We know that from a scientific perspective, everything is made of energy and that this energy moves and responds to thoughts. We could stop there, label that the soul, and call it a day. However, from an animist perspective, that’s not all there is to it. With things, the soul isn’t just the energy that gives a thing life. It is that things purpose. Because life without purpose isn’t a life at all.

So, what do I mean? What is the purpose of a book? It’s to give you information, entertain you, or take you to another world, isn’t it? When our books do that, we read them, right? And sometimes we read them over and over again. If we do that, they are well loved. It’s reciprocal relationship. They give us wisdom or an escape, and we give them our time and attention. The book lives its purpose and its soul is happy.

Contrast that to a dusty, dry text book (let’s say), that sits on a shelf unread. It has been sitting there since college only because it was too old to be resold. So it was placed there and forgotten. That book, we’d say, is soulless. It may have been lovingly created by the author, but it lost its soul when it became no longer useful. So, it’s now just a husk, much like our dead bodies will be when our souls leave.

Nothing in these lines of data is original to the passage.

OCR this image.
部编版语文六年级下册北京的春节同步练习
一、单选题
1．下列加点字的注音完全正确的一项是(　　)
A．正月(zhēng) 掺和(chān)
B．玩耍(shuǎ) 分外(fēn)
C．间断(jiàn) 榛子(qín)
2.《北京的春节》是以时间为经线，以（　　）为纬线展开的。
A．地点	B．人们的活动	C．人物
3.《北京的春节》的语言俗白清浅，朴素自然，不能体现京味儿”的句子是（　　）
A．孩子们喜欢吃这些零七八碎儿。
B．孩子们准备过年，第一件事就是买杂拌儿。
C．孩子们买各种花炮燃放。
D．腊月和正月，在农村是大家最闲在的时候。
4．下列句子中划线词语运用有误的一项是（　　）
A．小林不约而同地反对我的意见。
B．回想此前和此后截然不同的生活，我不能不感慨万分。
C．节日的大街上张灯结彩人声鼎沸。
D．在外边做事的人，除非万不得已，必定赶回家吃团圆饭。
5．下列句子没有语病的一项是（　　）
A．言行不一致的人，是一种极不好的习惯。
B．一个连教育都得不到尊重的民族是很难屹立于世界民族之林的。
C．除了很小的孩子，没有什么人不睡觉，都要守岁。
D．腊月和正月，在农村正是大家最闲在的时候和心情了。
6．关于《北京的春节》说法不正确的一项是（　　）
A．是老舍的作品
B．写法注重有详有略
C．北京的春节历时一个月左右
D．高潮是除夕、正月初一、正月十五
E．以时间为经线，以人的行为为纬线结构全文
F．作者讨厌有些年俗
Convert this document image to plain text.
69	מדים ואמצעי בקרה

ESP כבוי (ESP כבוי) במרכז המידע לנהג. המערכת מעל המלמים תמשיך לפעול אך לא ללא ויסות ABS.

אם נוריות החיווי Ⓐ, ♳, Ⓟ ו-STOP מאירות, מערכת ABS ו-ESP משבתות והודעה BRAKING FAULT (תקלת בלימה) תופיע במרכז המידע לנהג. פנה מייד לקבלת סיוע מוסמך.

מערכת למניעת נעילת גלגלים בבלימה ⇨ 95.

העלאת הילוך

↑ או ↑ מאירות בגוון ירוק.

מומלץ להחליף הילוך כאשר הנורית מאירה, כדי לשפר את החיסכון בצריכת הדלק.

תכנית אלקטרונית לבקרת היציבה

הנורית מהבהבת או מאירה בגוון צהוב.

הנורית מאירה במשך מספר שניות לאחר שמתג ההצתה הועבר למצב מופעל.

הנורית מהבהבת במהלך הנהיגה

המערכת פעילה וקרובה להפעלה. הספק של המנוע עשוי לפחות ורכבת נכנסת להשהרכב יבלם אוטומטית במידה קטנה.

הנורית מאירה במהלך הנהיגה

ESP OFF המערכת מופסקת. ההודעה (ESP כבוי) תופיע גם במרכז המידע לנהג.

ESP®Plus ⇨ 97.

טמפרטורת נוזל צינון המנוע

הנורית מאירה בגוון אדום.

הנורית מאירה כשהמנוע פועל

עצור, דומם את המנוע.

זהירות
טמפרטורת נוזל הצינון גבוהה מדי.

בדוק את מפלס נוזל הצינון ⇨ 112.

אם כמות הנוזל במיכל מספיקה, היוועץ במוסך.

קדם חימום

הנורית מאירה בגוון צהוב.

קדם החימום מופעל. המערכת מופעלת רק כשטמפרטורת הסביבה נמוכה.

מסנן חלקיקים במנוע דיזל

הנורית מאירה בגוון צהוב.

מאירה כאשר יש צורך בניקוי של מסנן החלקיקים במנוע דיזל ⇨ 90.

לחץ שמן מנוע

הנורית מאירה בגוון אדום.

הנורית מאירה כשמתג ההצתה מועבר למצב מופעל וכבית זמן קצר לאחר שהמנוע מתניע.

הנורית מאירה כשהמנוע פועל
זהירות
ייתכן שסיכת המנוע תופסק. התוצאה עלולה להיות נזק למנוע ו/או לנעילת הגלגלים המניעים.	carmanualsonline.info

Now let’s look at an old, abandoned car that’s been rusting away in someone’s back yard. Along comes a car enthusiast who sees this car’s potential. He pulls it out of the weeds, guts it, replaces all the worn out pieces with shiny new ones, makes it run again, and drives around in it. One could say that not only did this guy restore the car to usefulness, he also restored its soul.

It’s the story of the Velveteen Rabbit. Love, usefulness, and relationship makes a thing “real” or alive. All things need to be useful, loved, and to have a purpose.

Some Tips For Incorporating This Idea Into Your Animist Practice

Care for, use, and love the things you have.

Give gratitude for the things you have.

If there are things that don’t have value to you anymore, give them to someone who can use them. If they aren’t useful anymore, for example you have broken glasses in the cupboard or knives with a dull blade, either refurbish them or dispose of them.

When you create things, do so intentionally. Choose every element that goes into its creation for the purpose of enhancing that thing’s gifts. You’re energizing its soul. If it’s a thing of beauty, do your best to highlight the lovely lines, bones, or colors. If it’s weapon, make sure it’s fast and deadly. Is it something tasty to eat? Use the freshest ingredients to make sure it pops with flavor and smells wonderful.

This idea translates to people too. Find your gifts. Live your purpose. Enliven your life.

The Bantu people have a way of expressing this idea in the way that they greet each other. They greet each other with “I see you.” With these words, they come into each other’s mindful presence and connect. So see your things. Come into relationship with them. Enliven them. Let them fulfill their purpose. If you do that, you never have to wonder if your favorite boots are alive. You will know.